Stanford's New Center Of Excellence For Translation Research To Focus On Antiviral Therapies

By Marcus Johnson

Stanford has announced that it has received a $28 million grant from the National Institute of Allergy and Infectious Diseases, a division of the National Institutes of Health, to establish the Center of Excellence for Translation Research. The center will primarily focus on developing new antiviral therapies.

Jeffrey Glenn, MD, PhD, and associate professor of gastroenterology and hepatology and of microbiology and immunology at Stanford, has been assigned as the center’s head. “As a physician-scientist, there is nothing more exciting and motivating than to translate basic science discoveries in my laboratory into potential new therapies for my patients here and around the world,” he said.

Glenn added that the center intends to focus on a variety of different approaches to antiviral therapy. The center will work on finding drugs that interfere with various functions of viruses, in addition to developing therapies that throw off the virus’s ability to use resources and pathways within the human body. “The center aims to develop therapies that block resources in the host cell that the virus needs to copy itself, Glenn said. “Host cells often have a backup pathway they can use when another is blocked. Viruses, which rely on human cells to provide the machinery and raw materials they need to replicate, may not be able to capitalize on the backup pathways. Because the genes encoding these building blocks are not under the virus’ control, it may be harder for the virus to evolve resistance.”
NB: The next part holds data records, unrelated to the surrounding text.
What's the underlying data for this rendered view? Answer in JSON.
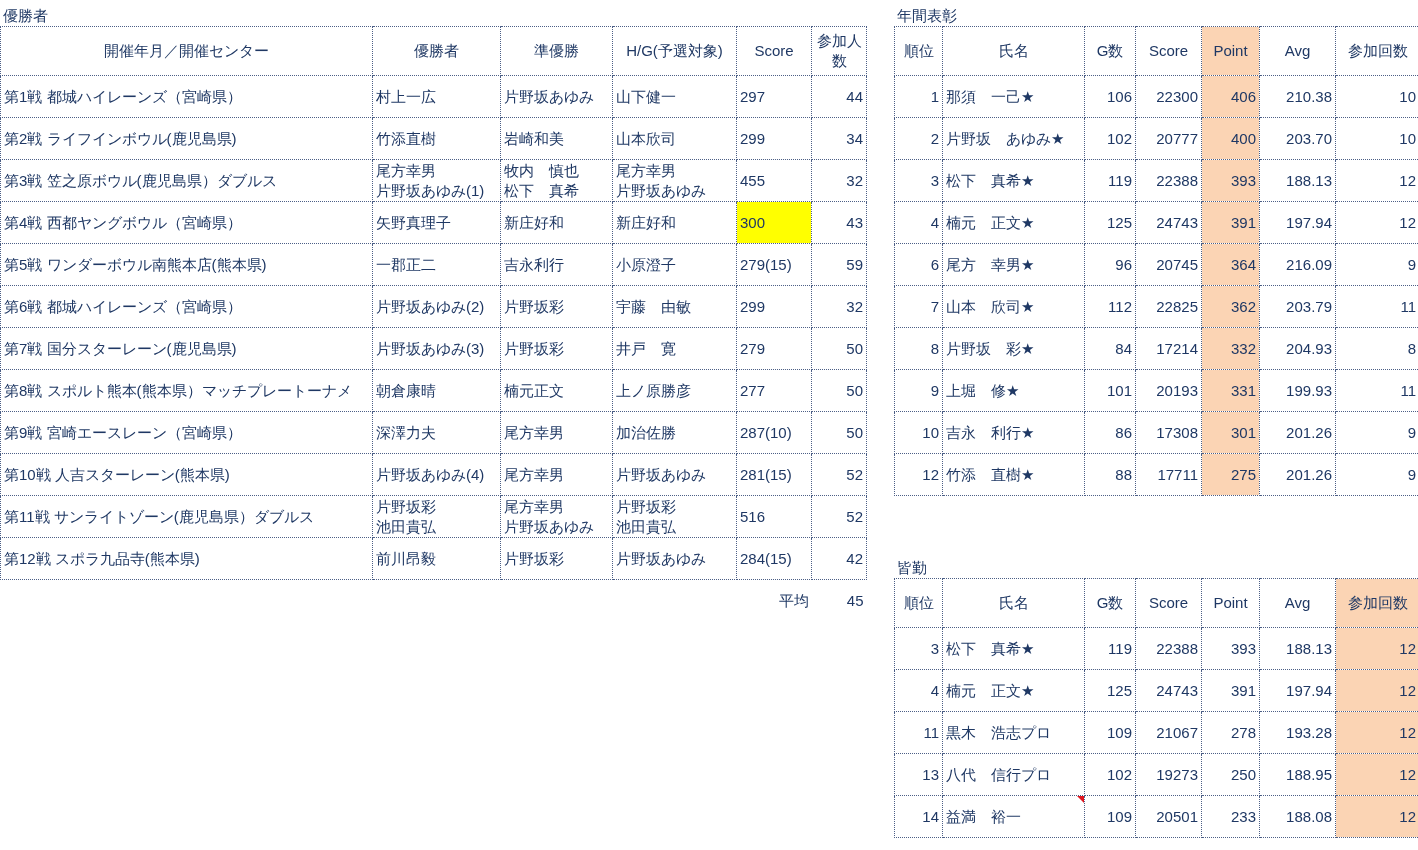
{
  "winners": {
    "title": "優勝者",
    "columns": [
      {
        "label": "開催年月／開催センター",
        "kind": "text"
      },
      {
        "label": "優勝者",
        "kind": "text"
      },
      {
        "label": "準優勝",
        "kind": "text"
      },
      {
        "label": "H/G(予選対象)",
        "kind": "text"
      },
      {
        "label": "Score",
        "kind": "score"
      },
      {
        "label": "参加人数",
        "kind": "number"
      }
    ],
    "rows": [
      {
        "cells": [
          "第1戦 都城ハイレーンズ（宮崎県）",
          "村上一広",
          "片野坂あゆみ",
          "山下健一",
          "297",
          "44"
        ],
        "score_highlighted": false
      },
      {
        "cells": [
          "第2戦 ライフインボウル(鹿児島県)",
          "竹添直樹",
          "岩崎和美",
          "山本欣司",
          "299",
          "34"
        ],
        "score_highlighted": false
      },
      {
        "cells": [
          "第3戦 笠之原ボウル(鹿児島県）ダブルス",
          [
            "尾方幸男",
            "片野坂あゆみ(1)"
          ],
          [
            "牧内　慎也",
            "松下　真希"
          ],
          [
            "尾方幸男",
            "片野坂あゆみ"
          ],
          "455",
          "32"
        ],
        "score_highlighted": false
      },
      {
        "cells": [
          "第4戦 西都ヤングボウル（宮崎県）",
          "矢野真理子",
          "新庄好和",
          "新庄好和",
          "300",
          "43"
        ],
        "score_highlighted": true
      },
      {
        "cells": [
          "第5戦 ワンダーボウル南熊本店(熊本県)",
          "一郡正二",
          "吉永利行",
          "小原澄子",
          "279(15)",
          "59"
        ],
        "score_highlighted": false
      },
      {
        "cells": [
          "第6戦 都城ハイレーンズ（宮崎県）",
          "片野坂あゆみ(2)",
          "片野坂彩",
          "宇藤　由敏",
          "299",
          "32"
        ],
        "score_highlighted": false
      },
      {
        "cells": [
          "第7戦 国分スターレーン(鹿児島県)",
          "片野坂あゆみ(3)",
          "片野坂彩",
          "井戸　寛",
          "279",
          "50"
        ],
        "score_highlighted": false
      },
      {
        "cells": [
          "第8戦 スポルト熊本(熊本県）マッチプレートーナメ",
          "朝倉康晴",
          "楠元正文",
          "上ノ原勝彦",
          "277",
          "50"
        ],
        "score_highlighted": false
      },
      {
        "cells": [
          "第9戦 宮崎エースレーン（宮崎県）",
          "深澤力夫",
          "尾方幸男",
          "加治佐勝",
          "287(10)",
          "50"
        ],
        "score_highlighted": false
      },
      {
        "cells": [
          "第10戦 人吉スターレーン(熊本県)",
          "片野坂あゆみ(4)",
          "尾方幸男",
          "片野坂あゆみ",
          "281(15)",
          "52"
        ],
        "score_highlighted": false
      },
      {
        "cells": [
          "第11戦 サンライトゾーン(鹿児島県）ダブルス",
          [
            "片野坂彩",
            "池田貴弘"
          ],
          [
            "尾方幸男",
            "片野坂あゆみ"
          ],
          [
            "片野坂彩",
            "池田貴弘"
          ],
          "516",
          "52"
        ],
        "score_highlighted": false
      },
      {
        "cells": [
          "第12戦 スポラ九品寺(熊本県)",
          "前川昂毅",
          "片野坂彩",
          "片野坂あゆみ",
          "284(15)",
          "42"
        ],
        "score_highlighted": false
      }
    ],
    "average": {
      "label": "平均",
      "value": "45"
    }
  },
  "annual_awards": {
    "title": "年間表彰",
    "columns": [
      {
        "label": "順位",
        "kind": "number",
        "highlighted": false
      },
      {
        "label": "氏名",
        "kind": "text",
        "highlighted": false
      },
      {
        "label": "G数",
        "kind": "number",
        "highlighted": false
      },
      {
        "label": "Score",
        "kind": "number",
        "highlighted": false
      },
      {
        "label": "Point",
        "kind": "number",
        "highlighted": true
      },
      {
        "label": "Avg",
        "kind": "number",
        "highlighted": false
      },
      {
        "label": "参加回数",
        "kind": "number",
        "highlighted": false
      }
    ],
    "rows": [
      {
        "cells": [
          "1",
          "那須　一己★",
          "106",
          "22300",
          "406",
          "210.38",
          "10"
        ]
      },
      {
        "cells": [
          "2",
          "片野坂　あゆみ★",
          "102",
          "20777",
          "400",
          "203.70",
          "10"
        ]
      },
      {
        "cells": [
          "3",
          "松下　真希★",
          "119",
          "22388",
          "393",
          "188.13",
          "12"
        ]
      },
      {
        "cells": [
          "4",
          "楠元　正文★",
          "125",
          "24743",
          "391",
          "197.94",
          "12"
        ]
      },
      {
        "cells": [
          "6",
          "尾方　幸男★",
          "96",
          "20745",
          "364",
          "216.09",
          "9"
        ]
      },
      {
        "cells": [
          "7",
          "山本　欣司★",
          "112",
          "22825",
          "362",
          "203.79",
          "11"
        ]
      },
      {
        "cells": [
          "8",
          "片野坂　彩★",
          "84",
          "17214",
          "332",
          "204.93",
          "8"
        ]
      },
      {
        "cells": [
          "9",
          "上堀　修★",
          "101",
          "20193",
          "331",
          "199.93",
          "11"
        ]
      },
      {
        "cells": [
          "10",
          "吉永　利行★",
          "86",
          "17308",
          "301",
          "201.26",
          "9"
        ]
      },
      {
        "cells": [
          "12",
          "竹添　直樹★",
          "88",
          "17711",
          "275",
          "201.26",
          "9"
        ]
      }
    ]
  },
  "perfect_attendance": {
    "title": "皆勤",
    "columns": [
      {
        "label": "順位",
        "kind": "number",
        "highlighted": false
      },
      {
        "label": "氏名",
        "kind": "text",
        "highlighted": false
      },
      {
        "label": "G数",
        "kind": "number",
        "highlighted": false
      },
      {
        "label": "Score",
        "kind": "number",
        "highlighted": false
      },
      {
        "label": "Point",
        "kind": "number",
        "highlighted": false
      },
      {
        "label": "Avg",
        "kind": "number",
        "highlighted": false
      },
      {
        "label": "参加回数",
        "kind": "number",
        "highlighted": true
      }
    ],
    "rows": [
      {
        "cells": [
          "3",
          "松下　真希★",
          "119",
          "22388",
          "393",
          "188.13",
          "12"
        ],
        "comment_marker": false
      },
      {
        "cells": [
          "4",
          "楠元　正文★",
          "125",
          "24743",
          "391",
          "197.94",
          "12"
        ],
        "comment_marker": false
      },
      {
        "cells": [
          "11",
          "黒木　浩志プロ",
          "109",
          "21067",
          "278",
          "193.28",
          "12"
        ],
        "comment_marker": false
      },
      {
        "cells": [
          "13",
          "八代　信行プロ",
          "102",
          "19273",
          "250",
          "188.95",
          "12"
        ],
        "comment_marker": false
      },
      {
        "cells": [
          "14",
          "益満　裕一",
          "109",
          "20501",
          "233",
          "188.08",
          "12"
        ],
        "comment_marker": true
      }
    ]
  }
}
As a graduate student, Glenn discovered a drug that stops the hepatitis D liver virus from using an important cellular building block. The drug is currently being tested in phase 2 clinical trials at the NIH and in Turkey. Glenn hopes to make more discoveries at the center, which will be partnering with groups such as ChEM-H, SPARK and the Institute for Immunity, Transplantation and Infection, in the hopes of meeting pharmaceutical companies’ rising needs for antiviral therapies

The new center houses several core facilities, including a pharmacology core facility, equipped to track metabolism and movement of drugs through the body, and a medicinal chemistry core responsible for synthesizing new drugs.